C
Chris Angelico
But a *text file* is a concatenation of lines. The "text file" model is
important enough that nearly all programming languages offer a line-based
interface to files, and some (Python at least, possibly others) make it
the default interface so that iterating over the file gives you lines
rather than bytes -- even in "binary" mode.
And lines are delimited entities. A text file is a sequence of lines,
separated by certain characters.
There is: call strip('\n') on the line after reading it. Perl and Ruby
spell it chomp(). Other languages may spell it differently. I don't know
of any language that automatically strips newlines, probably because you
can easily strip the newline from the line, but if the language did it
for you, you cannot reliably reverse it.
That's not a tidy way to iterate, that's a way to iterate and then do
stuff. Compare:
for line in f:
# process line with newline
for line in f:
line = line.strip("\n")
# process line without newline, as long as it doesn't have \r\n or something
for line in f:
line = line.split("$")
# process line as a series of dollar-delimited fields
The second one is more like the third than the first. Python does not
offer a tidy way to do the common thing, which is reading the content
of the line without its terminator.
I have no problem with that: when interpreting text as a record with
delimiters, e.g. from a CSV file, you normally exclude the delimiter.
Sometimes the line terminator does double-duty as a record delimiter as
well.
So why is the delimiter excluded when you treat the file as CSV, but
included when you treat the file as lines of text?
Reading from a file is considered a low-level operation. Reading
individual bytes in binary mode is the lowest level; reading lines in
text mode is the next level, built on top of the lower binary mode. You
build higher protocols on top of one or the other of that mode, e.g.
"read a zip file" would be built on top of binary mode, "read a csv file"
would be built on top of text mode.
I agree that reading a binary file is the lowest level. Reading a text
file is higher level, but to me "reading a text file" means "reading a
binary file and decoding it into Unicode text", and not "... and
dividing it into lines". Bear in mind that reading a CSV file can be
built on top of a Unicode decode, but not on a line-based iteration
(in case there are newlines inside quotes).

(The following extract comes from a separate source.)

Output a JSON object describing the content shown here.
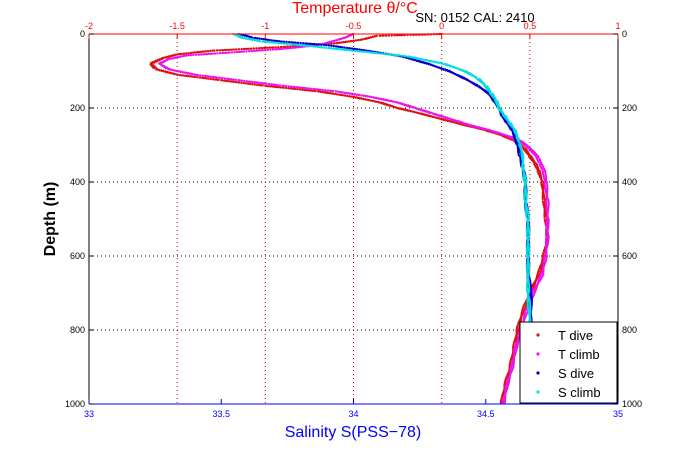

As a low-level protocol, you ought to be able to copy a file without
changing it by reading it in then writing it out:
for blob in infile:
outfile.write(blob)
ought to work whether you are in text mode or binary mode, so long as the
infile and outfile are opened in the same mode. If Python were to strip
newlines, that would no longer be the case.
All you need is a "writeln" method that re-adds the newline, and then
it's correctly round-tripping, based on what you've already stated
about the file: that it's a series of lines of text. It might not be a
byte-equivalent round-trip if you're changing newline style, any more
than it already won't be for other reasons (file encoding, for
instance). By reading the file as a series of Unicode lines, you're
declaring that it contains lines of Unicode text, not arbitrary bytes,
and so a valid representation of those lines of Unicode text is a
faithful reproduction of the file. If you want a byte-for-byte
identical file, open it in binary mode to do the copy; that's what we
learn from FTPing files between Linux and Windows.
(Even high-level protocols should avoid unnecessary modifications to
files. One of the more annoying, if not crippling, limitations to the
configparser module is that reading an INI file in, then writing it out
again destroys the high-level structure of the file: comments and blank
lines are stripped, and records may be re-ordered.)
Precisely. If you read it as an INI file and then rewrite it as an INI
file, you risk damaging that sort of thing. If you parse a file as a
Python script, and then reconstitute it from the AST (with one of the
unparsers available), you have a guarantee that the result will
execute the exact same code. But it won't be the same file (although
Python's AST does guarantee order, unlike your INI file example).
Actually, this might be a useful transformation to do, sometimes -
part of a diff suite, maybe - if the old and new versions are
identical after an AST parse/unparse transformation, you don't need to
re-run tests, because there's no way a code bug can have been
introduced.
ChrisA